Le secteur public local a longtemps constitué une sorte d’ilot influencé davantage par la démocratie territoriale que par le néolibéralisme qui s’est répandu depuis les années 1980. Le projet néolibéral, qui vise à libérer la logique du profit des contraintes sociales et politiques, a porté sur la libéralisation des marchés (finance, biens et de services), avant de s’attaquer à l’État social (protection sociale et services publics notamment) en réduisant les budgets publics et la pression fiscale. Le secteur local a été durablement épargné par la trajectoire néolibérale. Les dépenses locales ont crû fortement de 1978 à 2008 (3,3% par an en volume en moyenne, passant de 7,7% à 11,3% du PIB, soit +3,6 points), davantage en fonctionnement (+2,8 points de PIB) qu’en investissements (+0,3 point). La décentralisation n’est responsable que de 1,6 point sur les 3,4 points de hausse de 1980 à 2008 ; la progression de la part des dépenses locales dans le PIB à champ constant a été de 1,8 point de PIB. Les dépenses locales à champ constant ont augmenté en volume de 2,7% par an, un rythme plus rapide que celui des dépenses de l’État (1,9%). De 1996 à 2007, la fonction publique territoriale s’est accrue de 440 000 agents, dont moins de 50 000 au titre des compétences transférées. Les élus locaux ont privilégié la satisfaction des besoins en services et en équipements publics au prix d’une progression de la fiscalité. L’expansion budgétaire a été favorisée par le différentiel de pression des électeurs sur les dépenses et sur les impôts, par le dynamisme des bases fiscales, par la marge de liberté sur le taux d’imposition et par la politique de l’État. Cette expansion s’est déroulée dans le respect de l’orthodoxie financière favorisée par la règle de l’équilibre budgétaire réel qui s’impose aux administrations publiques locales. Leur besoin de financement est resté faible (0,36% du PIB en moyenne de 1982 à 2008) de même que l’encours de leur dette (entre 7% et 9% du PIB).

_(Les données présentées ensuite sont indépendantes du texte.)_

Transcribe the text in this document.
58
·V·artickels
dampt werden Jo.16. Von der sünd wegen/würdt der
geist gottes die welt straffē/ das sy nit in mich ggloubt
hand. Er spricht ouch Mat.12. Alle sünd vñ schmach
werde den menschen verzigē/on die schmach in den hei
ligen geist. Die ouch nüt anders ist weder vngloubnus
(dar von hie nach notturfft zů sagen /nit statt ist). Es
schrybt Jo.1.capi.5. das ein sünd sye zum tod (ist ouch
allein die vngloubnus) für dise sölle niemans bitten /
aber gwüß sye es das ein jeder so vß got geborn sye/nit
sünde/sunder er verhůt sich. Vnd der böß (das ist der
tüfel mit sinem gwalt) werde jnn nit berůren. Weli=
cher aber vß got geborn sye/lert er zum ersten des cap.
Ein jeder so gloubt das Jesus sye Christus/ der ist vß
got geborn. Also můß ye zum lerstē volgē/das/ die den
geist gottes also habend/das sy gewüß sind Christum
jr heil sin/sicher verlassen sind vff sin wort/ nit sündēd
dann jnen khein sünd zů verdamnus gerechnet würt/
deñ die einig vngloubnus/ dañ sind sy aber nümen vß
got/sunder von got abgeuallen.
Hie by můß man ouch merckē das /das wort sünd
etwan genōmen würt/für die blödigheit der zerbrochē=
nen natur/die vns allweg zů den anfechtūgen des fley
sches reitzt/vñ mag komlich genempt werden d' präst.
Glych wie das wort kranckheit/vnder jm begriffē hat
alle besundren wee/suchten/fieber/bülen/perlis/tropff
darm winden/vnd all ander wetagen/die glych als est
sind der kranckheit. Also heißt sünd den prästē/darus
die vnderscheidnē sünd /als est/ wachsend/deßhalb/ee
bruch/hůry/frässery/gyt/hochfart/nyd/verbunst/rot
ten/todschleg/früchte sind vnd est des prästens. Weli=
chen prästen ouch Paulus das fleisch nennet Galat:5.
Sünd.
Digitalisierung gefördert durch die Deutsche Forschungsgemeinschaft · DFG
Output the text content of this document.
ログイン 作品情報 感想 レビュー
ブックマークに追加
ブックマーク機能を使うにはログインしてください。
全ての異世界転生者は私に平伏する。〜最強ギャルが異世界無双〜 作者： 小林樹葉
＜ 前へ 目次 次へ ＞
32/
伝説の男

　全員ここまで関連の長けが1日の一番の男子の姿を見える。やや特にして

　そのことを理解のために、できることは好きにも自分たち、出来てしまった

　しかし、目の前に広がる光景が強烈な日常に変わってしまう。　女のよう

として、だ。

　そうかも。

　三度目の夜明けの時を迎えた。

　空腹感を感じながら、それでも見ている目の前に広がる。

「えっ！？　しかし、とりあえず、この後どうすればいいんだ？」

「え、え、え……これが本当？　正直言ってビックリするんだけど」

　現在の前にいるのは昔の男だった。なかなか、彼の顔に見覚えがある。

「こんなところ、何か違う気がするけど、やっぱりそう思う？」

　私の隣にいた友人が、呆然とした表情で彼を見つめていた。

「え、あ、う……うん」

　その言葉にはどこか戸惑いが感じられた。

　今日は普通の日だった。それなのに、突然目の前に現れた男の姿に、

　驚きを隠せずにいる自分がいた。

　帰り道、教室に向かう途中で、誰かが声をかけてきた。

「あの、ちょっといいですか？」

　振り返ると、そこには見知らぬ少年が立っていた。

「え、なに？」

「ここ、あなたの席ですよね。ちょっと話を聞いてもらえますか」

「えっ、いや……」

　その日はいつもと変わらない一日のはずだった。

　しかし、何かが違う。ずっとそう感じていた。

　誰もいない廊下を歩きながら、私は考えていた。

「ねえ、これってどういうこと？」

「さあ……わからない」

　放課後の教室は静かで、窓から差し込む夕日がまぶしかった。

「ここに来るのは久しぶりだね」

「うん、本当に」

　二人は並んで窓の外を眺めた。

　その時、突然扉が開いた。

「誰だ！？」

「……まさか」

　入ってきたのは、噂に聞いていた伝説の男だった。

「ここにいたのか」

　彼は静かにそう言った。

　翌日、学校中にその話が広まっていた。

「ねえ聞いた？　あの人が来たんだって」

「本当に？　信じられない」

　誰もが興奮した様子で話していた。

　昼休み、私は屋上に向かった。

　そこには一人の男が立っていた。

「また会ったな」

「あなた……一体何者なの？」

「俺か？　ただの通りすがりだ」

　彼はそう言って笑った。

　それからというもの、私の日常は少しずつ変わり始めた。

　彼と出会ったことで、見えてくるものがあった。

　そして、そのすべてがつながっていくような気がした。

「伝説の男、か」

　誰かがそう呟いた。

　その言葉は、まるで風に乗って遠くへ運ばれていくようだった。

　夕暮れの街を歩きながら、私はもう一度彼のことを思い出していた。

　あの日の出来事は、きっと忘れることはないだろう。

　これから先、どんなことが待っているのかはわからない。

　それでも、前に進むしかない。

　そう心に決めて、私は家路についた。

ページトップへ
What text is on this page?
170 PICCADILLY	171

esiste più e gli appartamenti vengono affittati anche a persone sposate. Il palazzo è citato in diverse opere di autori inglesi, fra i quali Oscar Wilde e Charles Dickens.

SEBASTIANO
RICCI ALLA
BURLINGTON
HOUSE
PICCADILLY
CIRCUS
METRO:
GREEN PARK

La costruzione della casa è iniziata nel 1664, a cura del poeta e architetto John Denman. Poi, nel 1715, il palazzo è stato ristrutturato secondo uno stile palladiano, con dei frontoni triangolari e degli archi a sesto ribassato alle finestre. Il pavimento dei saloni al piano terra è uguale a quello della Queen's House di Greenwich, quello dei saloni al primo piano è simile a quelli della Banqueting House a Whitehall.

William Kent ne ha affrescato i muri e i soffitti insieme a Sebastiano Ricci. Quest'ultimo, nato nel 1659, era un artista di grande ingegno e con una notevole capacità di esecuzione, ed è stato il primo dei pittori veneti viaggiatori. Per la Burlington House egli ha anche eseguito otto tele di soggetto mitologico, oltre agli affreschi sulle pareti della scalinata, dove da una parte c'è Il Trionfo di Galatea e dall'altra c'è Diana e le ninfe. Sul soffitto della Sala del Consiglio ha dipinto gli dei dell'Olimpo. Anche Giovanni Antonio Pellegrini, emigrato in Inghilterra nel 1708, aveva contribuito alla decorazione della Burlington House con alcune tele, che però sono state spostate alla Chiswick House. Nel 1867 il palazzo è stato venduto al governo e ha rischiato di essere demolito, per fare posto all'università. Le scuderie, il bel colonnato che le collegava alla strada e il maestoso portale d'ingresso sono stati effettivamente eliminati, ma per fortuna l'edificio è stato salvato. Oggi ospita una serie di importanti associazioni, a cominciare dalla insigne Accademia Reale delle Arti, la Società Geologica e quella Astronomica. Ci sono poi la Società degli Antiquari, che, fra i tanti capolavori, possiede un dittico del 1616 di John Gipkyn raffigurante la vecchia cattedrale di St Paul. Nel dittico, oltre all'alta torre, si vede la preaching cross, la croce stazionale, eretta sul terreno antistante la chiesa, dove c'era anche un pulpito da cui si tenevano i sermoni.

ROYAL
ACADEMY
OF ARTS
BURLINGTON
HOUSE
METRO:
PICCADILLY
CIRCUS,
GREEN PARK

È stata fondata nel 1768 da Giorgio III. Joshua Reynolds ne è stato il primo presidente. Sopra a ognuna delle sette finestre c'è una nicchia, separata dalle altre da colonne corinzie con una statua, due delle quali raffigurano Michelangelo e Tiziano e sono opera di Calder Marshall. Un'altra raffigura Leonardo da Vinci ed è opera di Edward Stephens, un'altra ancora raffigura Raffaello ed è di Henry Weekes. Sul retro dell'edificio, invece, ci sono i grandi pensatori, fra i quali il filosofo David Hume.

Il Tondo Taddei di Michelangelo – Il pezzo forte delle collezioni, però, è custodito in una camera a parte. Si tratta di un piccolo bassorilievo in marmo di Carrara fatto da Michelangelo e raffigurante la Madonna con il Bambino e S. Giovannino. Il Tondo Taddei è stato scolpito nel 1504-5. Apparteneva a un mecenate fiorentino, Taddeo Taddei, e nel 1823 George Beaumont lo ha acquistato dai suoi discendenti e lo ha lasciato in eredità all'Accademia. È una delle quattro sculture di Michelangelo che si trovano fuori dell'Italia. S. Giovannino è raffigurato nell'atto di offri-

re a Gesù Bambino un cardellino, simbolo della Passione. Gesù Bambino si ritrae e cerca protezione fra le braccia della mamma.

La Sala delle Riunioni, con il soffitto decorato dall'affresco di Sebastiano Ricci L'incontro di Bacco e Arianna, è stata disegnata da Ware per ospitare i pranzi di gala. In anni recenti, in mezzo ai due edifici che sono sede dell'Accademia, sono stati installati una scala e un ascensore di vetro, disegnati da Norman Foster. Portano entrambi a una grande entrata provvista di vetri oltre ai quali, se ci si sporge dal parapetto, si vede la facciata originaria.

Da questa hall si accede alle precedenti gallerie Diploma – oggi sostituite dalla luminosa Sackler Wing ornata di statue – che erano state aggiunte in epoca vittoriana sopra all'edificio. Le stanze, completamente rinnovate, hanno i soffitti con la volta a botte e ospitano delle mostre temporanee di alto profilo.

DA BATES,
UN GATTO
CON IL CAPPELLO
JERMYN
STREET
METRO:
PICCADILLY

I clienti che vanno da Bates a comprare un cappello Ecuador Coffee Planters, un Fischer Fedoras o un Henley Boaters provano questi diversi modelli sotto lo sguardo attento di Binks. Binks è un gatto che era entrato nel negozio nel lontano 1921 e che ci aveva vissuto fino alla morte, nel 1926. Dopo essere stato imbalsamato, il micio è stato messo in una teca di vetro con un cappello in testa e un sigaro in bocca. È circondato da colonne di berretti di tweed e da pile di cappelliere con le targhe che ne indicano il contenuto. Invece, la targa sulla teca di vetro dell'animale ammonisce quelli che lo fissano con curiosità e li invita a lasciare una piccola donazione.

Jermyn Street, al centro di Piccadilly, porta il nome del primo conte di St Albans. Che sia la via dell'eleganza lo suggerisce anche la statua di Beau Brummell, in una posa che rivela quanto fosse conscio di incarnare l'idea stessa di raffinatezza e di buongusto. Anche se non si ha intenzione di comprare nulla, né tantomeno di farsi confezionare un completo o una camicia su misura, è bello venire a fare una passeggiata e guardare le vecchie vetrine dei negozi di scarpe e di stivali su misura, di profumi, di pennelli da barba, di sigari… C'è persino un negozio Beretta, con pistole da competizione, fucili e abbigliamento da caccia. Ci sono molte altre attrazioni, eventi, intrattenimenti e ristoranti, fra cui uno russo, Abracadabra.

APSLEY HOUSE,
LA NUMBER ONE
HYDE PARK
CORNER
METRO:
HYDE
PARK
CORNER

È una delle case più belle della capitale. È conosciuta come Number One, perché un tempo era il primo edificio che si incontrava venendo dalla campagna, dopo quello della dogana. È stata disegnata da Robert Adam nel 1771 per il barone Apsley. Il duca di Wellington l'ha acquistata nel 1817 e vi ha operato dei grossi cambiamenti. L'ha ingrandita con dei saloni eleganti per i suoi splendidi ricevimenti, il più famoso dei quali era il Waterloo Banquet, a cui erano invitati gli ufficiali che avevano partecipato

Mais la politique de l’État envers le secteur public local a changé de cap, marquée par une austérité d’inspiration néolibérale. Sous la présidence Sarkozy, la réforme de la fiscalité économique a relevé de la logique de l’économie de l’offre et la politique des dotations est devenue plus restrictive. Sous la présidence Hollande, on passe à l’austérité pour les concours aux collectivités locales qui sont fortement réduits, avec l’objectif d’obtenir à terme une « inversion de la courbe » de la part des dépenses publiques locales dans l’économie (I).
Des préoccupations d’équité territoriale entre les collectivités locales accompagnent cette politique restrictive. L’État cherche à limiter les inégalités territoriales par le renforcement de la péréquation verticale et surtout de la péréquation horizontale, ainsi que par la future réforme de la dotation globale de fonctionnement du secteur communal reportée à 2017. En revanche, l’objectif d’équité sociale entre les contribuables semble être passé au second rang (II).
La nouvelle politique de l’État provoque les tensions financières dans la gestion locale en dépit d’une certaine capacité de résistance. Depuis 2011, le ralentissement des ressources de fonctionnement entraîne un « effet de ciseau » impliquant une baisse des soldes d’épargne brute et nette, ce qui signifie une réduction de la marge de manœuvre des collectivités qui réagissent d’abord par la baisse de l’investissement. Mais le prolongement des tensions va appeler des changements plus fondamentaux. La politique d’austérité de l’État contribue à la pénétration du néolibéralisme dans le secteur public local (III).